Planning what you’ll do when you leave work is also essential to a successful retirement, says Mark Singer, co-author of The Six Secrets of a Happy Retirement. It’s important to consider what you’ll do with all your new-found free time. “That’s forty or fifty or sixty hours a week. You’re not going to just sit at home. Your spouse won’t let you do that,” Singer says.
Playing more golf and spending more time with family may not be enough. “After the honeymoon period, many people are bored. They have not thought through how they are going to replace the social interaction, structure, identity and sense of accomplishment they get from work,” says work and life coach Eileen Chadnick, the principal of Big Cheese Coaching.

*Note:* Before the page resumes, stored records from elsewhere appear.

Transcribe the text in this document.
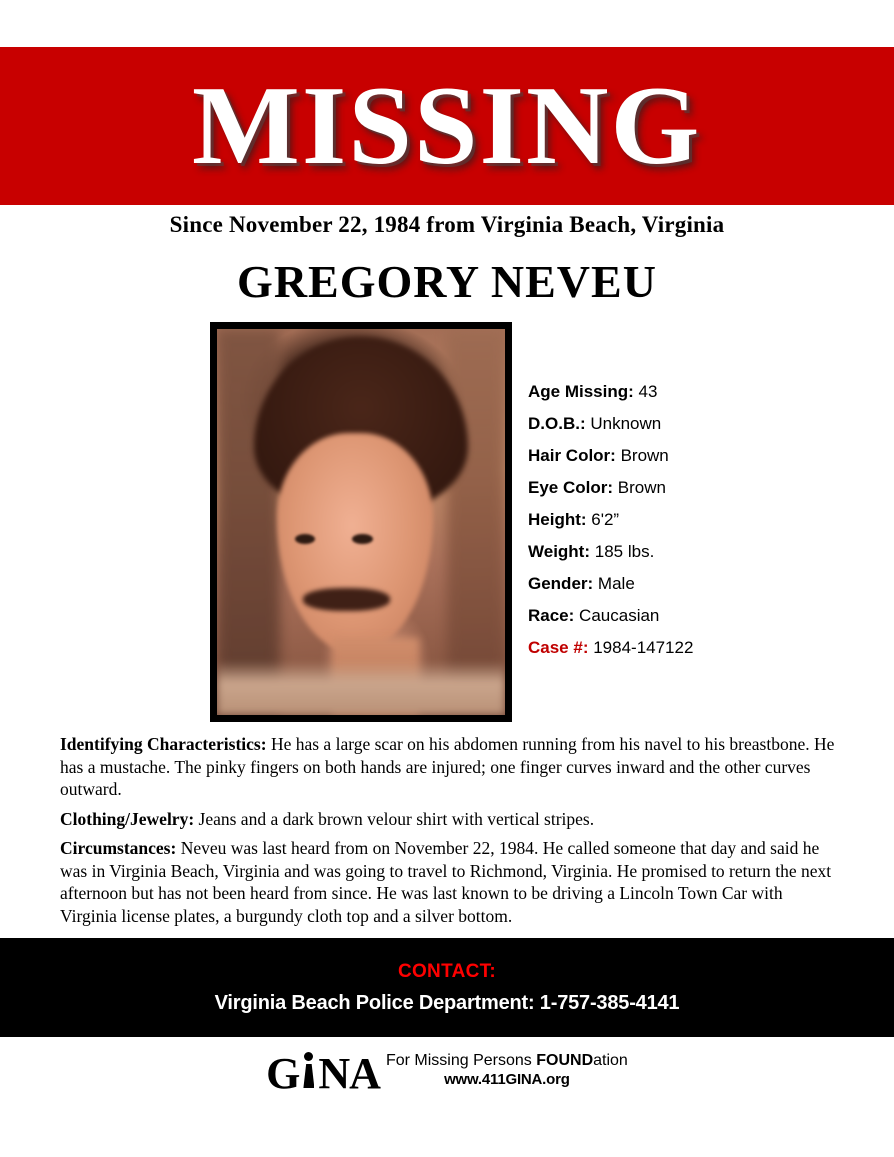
MISSING
Since November 22, 1984 from Virginia Beach, Virginia
GREGORY NEVEU
Age Missing: 43
D.O.B.: Unknown
Hair Color: Brown
Eye Color: Brown
Height: 6'2”
Weight: 185 lbs.
Gender: Male
Race: Caucasian
Case #: 1984-147122
Identifying Characteristics: He has a large scar on his abdomen running from his navel to his breastbone. He has a mustache. The pinky fingers on both hands are injured; one finger curves inward and the other curves outward.
Clothing/Jewelry: Jeans and a dark brown velour shirt with vertical stripes.
Circumstances: Neveu was last heard from on November 22, 1984. He called someone that day and said he was in Virginia Beach, Virginia and was going to travel to Richmond, Virginia. He promised to return the next afternoon but has not been heard from since. He was last known to be driving a Lincoln Town Car with Virginia license plates, a burgundy cloth top and a silver bottom.
CONTACT:
Virginia Beach Police Department: 1-757-385-4141
G NA For Missing Persons FOUNDation
www.411GINA.org
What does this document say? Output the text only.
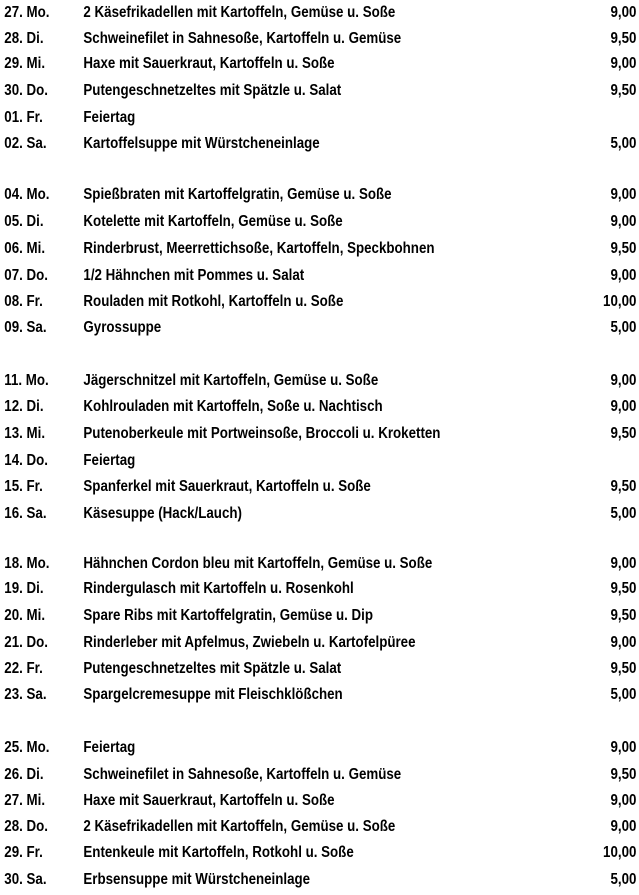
27. Mo. 2 Käsefrikadellen mit Kartoffeln, Gemüse u. Soße	9,00
28. Di.	Schweinefilet in Sahnesoße, Kartoffeln u. Gemüse	9,50
29. Mi. Haxe mit Sauerkraut, Kartoffeln u. Soße	9,00
30. Do. Putengeschnetzeltes mit Spätzle u. Salat	9,50
01. Fr.	Feiertag
02. Sa. Kartoffelsuppe mit Würstcheneinlage	5,00
04. Mo. Spießbraten mit Kartoffelgratin, Gemüse u. Soße	9,00
05. Di.	Kotelette mit Kartoffeln, Gemüse u. Soße	9,00
06. Mi. Rinderbrust, Meerrettichsoße, Kartoffeln, Speckbohnen	9,50
07. Do. 1/2 Hähnchen mit Pommes u. Salat	9,00
08. Fr.	Rouladen mit Rotkohl, Kartoffeln u. Soße	10,00
09. Sa. Gyrossuppe	5,00
11. Mo. Jägerschnitzel mit Kartoffeln, Gemüse u. Soße	9,00
12. Di.	Kohlrouladen mit Kartoffeln, Soße u. Nachtisch	9,00
13. Mi. Putenoberkeule mit Portweinsoße, Broccoli u. Kroketten	9,50
14. Do. Feiertag
15. Fr.	Spanferkel mit Sauerkraut, Kartoffeln u. Soße	9,50
16. Sa. Käsesuppe (Hack/Lauch)	5,00
18. Mo. Hähnchen Cordon bleu mit Kartoffeln, Gemüse u. Soße	9,00
19. Di.	Rindergulasch mit Kartoffeln u. Rosenkohl	9,50
20. Mi. Spare Ribs mit Kartoffelgratin, Gemüse u. Dip	9,50
21. Do. Rinderleber mit Apfelmus, Zwiebeln u. Kartofelpüree	9,00
22. Fr.	Putengeschnetzeltes mit Spätzle u. Salat	9,50
23. Sa. Spargelcremesuppe mit Fleischklößchen	5,00
25. Mo. Feiertag	9,00
26. Di.	Schweinefilet in Sahnesoße, Kartoffeln u. Gemüse	9,50
27. Mi. Haxe mit Sauerkraut, Kartoffeln u. Soße	9,00
28. Do. 2 Käsefrikadellen mit Kartoffeln, Gemüse u. Soße	9,00
29. Fr.	Entenkeule mit Kartoffeln, Rotkohl u. Soße	10,00
30. Sa. Erbsensuppe mit Würstcheneinlage	5,00
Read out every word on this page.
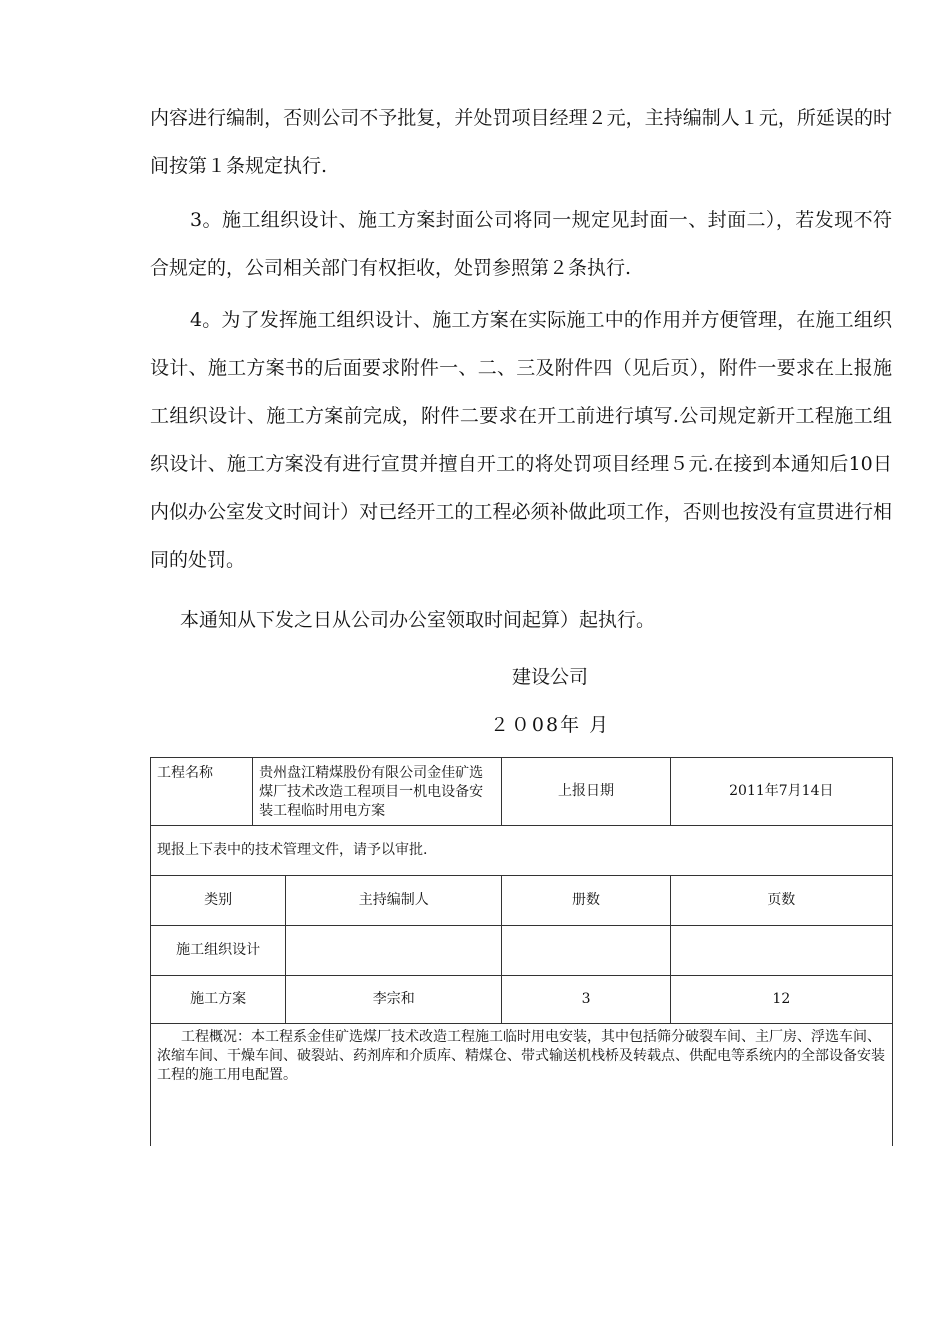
内容进行编制，否则公司不予批复，并处罚项目经理２元，主持编制人１元，所延误的时间按第１条规定执行.

3。施工组织设计、施工方案封面公司将同一规定见封面一、封面二），若发现不符合规定的，公司相关部门有权拒收，处罚参照第２条执行.

4。为了发挥施工组织设计、施工方案在实际施工中的作用并方便管理，在施工组织设计、施工方案书的后面要求附件一、二、三及附件四（见后页），附件一要求在上报施工组织设计、施工方案前完成，附件二要求在开工前进行填写.公司规定新开工程施工组织设计、施工方案没有进行宣贯并擅自开工的将处罚项目经理５元.在接到本通知后10日内似办公室发文时间计）对已经开工的工程必须补做此项工作，否则也按没有宣贯进行相同的处罚。

本通知从下发之日从公司办公室领取时间起算）起执行。

建设公司

２０08年 月

工程名称	贵州盘江精煤股份有限公司金佳矿选煤厂技术改造工程项目一机电设备安装工程临时用电方案		上报日期	2011年7月14日
现报上下表中的技术管理文件，请予以审批.				
类别		主持编制人	册数	页数
施工组织设计				
施工方案		李宗和	3	12
工程概况：本工程系金佳矿选煤厂技术改造工程施工临时用电安装，其中包括筛分破裂车间、主厂房、浮选车间、浓缩车间、干燥车间、破裂站、药剂库和介质库、精煤仓、带式输送机栈桥及转载点、供配电等系统内的全部设备安装工程的施工用电配置。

Singer says prospective retirees need to think about their retirement well ahead of the big date. “You really have to visualize how you are going to spend your time in retirement at least six months, if not three years ahead of time to understand what you are going to do with all those hours you used to work.”
But he also believes that post-retirement life goals should be explored in parallel with financial planning for retirement. “If you want to travel more in retirement you need to put a number on how much that will cost so you factor your annual travel costs into your retirement budget.”
Basaraba’s primary advice for future retirees is not to quit work cold turkey. “You have the freedom to play a little bit with things that interest you and worry less about status. For example a former senior executive can mentor younger employees or work one or two days a week on strategy instead of being on call 24/7,” she says.
In fact working longer may even be good for your health. A 2008 study looking at age at retirement and mortality found that in comparison to subjects still employed, retirees had a 51% increase in all cause mortality. Furthermore, among retirees, a five year increase in age at retirement was associated with a 10% decrease in mortality.
However, Chadnick says staying at work longer or embracing a new career is not the answer for everyone. “You need to get in touch with your values and priorities. You may have an artistic and creative side you never had a chance to honour or nurture. Or, you may really want to volunteer and give back.”
When coaching clients approaching retirement, she takes them through a guided exploration to help find their compass for the next stage. “I ask them to look at their past and find peak moments that jazzed them. We peel back the layers to find out what it was about travel or building a new house that can be ‘right-sized’ into their life now.”
“Before you retire you need to consider what you need to thrive. You need to get to know yourself all over again,” Chadnick says.